There’s a group of Somerset Intermediate School students who enjoy staying after school to continue learning.
But the method of learning is different than the average school activity — they are building underwater robots.
The Green Engineers, a group that meets weekly on Thursdays, recently started constructing the robots which they’ll be able to put into a competition against other students later this school year as part of a grant-funded project.
“The best part is that I get to stay after school and just make something that I never thought I could have made,” said Areeb Mirza, 12, a seventh-grader and member of the club.
The Green Engineers are one of many groups across the nation participating in the SeaPerch program, an initiative sponsored by the Office of Naval Research and managed by the Association for Unmanned Vehicle Systems International, according to the SeaPerch website.
“By offering a broad range of STEM education and outreach programs, the Navy seeks to address the national crisis of decreasing college enrollments and careers in science and engineering,” the SeaPerch website states.
Cindi Pietroski, Ph.D., a systems engineer at the U.S. Navy’s Surface Combat Systems Center in Wallops Island, was at Somerset Intermediate for her first time as a mentor in the program recently.
The Mount Vernon resident said she was mentored in connection with a science program when she was younger.
“Anything I can do to encourage them to get into the math and sciences is always, always a plus,” she said.
Students recently learned about simple machines and then worked in groups of four to cut PVC pipes for their robots while wearing safety glasses. The students made markings on the pipes after making precise measurements, said Pamela South, one of the Green Engineers’ advisers.

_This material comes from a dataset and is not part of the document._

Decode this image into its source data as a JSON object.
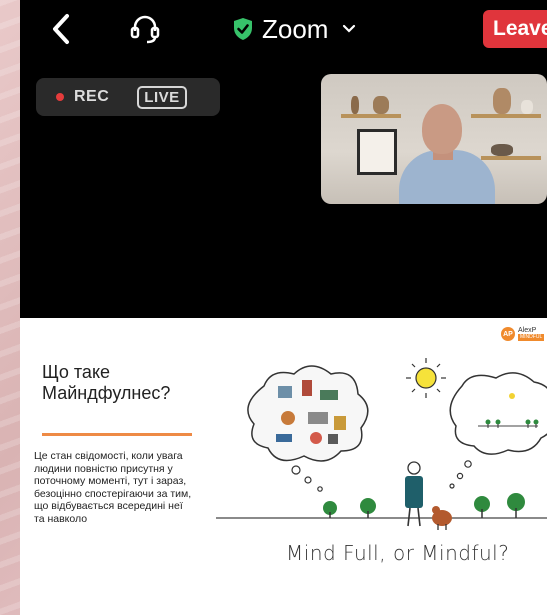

South, a mass communications and STEM teacher and media specialist, advises the club with science teacher Pat Benner.
South said before beginning to build the SeaPerch robots, the students had been learning background information and doing experiments, while also learning more about teamwork.
When they are done building the SeaPerches, they will have three small motors; the students will build a control box that is attached to their SeaPerch to make it move, she said.
The 27 students involved have about nine more meetings before the regional competition, South said.
The school will also be able to attach underwater cameras to the completed robots in water quality units in Benner’s science classes, South said.
She said she’d like to continue offering the opportunity next year, during the school day if possible.
Transportation can be a problem when it comes to after-school activities, she said.
Areeb said he’s always liked science and tried to make his own contraptions when he was younger.
Now, as part of the Green Engineers, after learning about teamwork, he’s looking forward to seeing how he and the other three in his group can work together to build something important.
Dakota Ferraro, 13, also a seventh-grader, said he feels being part of the Green Engineers is interesting and hands-on.
Ferraro, who said he enjoys engineering, is following in his dad’s footsteps — he said his dad worked on airplanes in the Air Force.
“I’ve learned how to use a pipe cutter and how to tell neutral buoyancy,” Ferraro said.
Somerset Intermediate Principal Josh Coughran said the curriculum doesn’t allow for many chances for students to use their hands and tools to build items like this does.
“I think it’s really important for students as far as making math and science something that’s really fun to do,” Coughran said.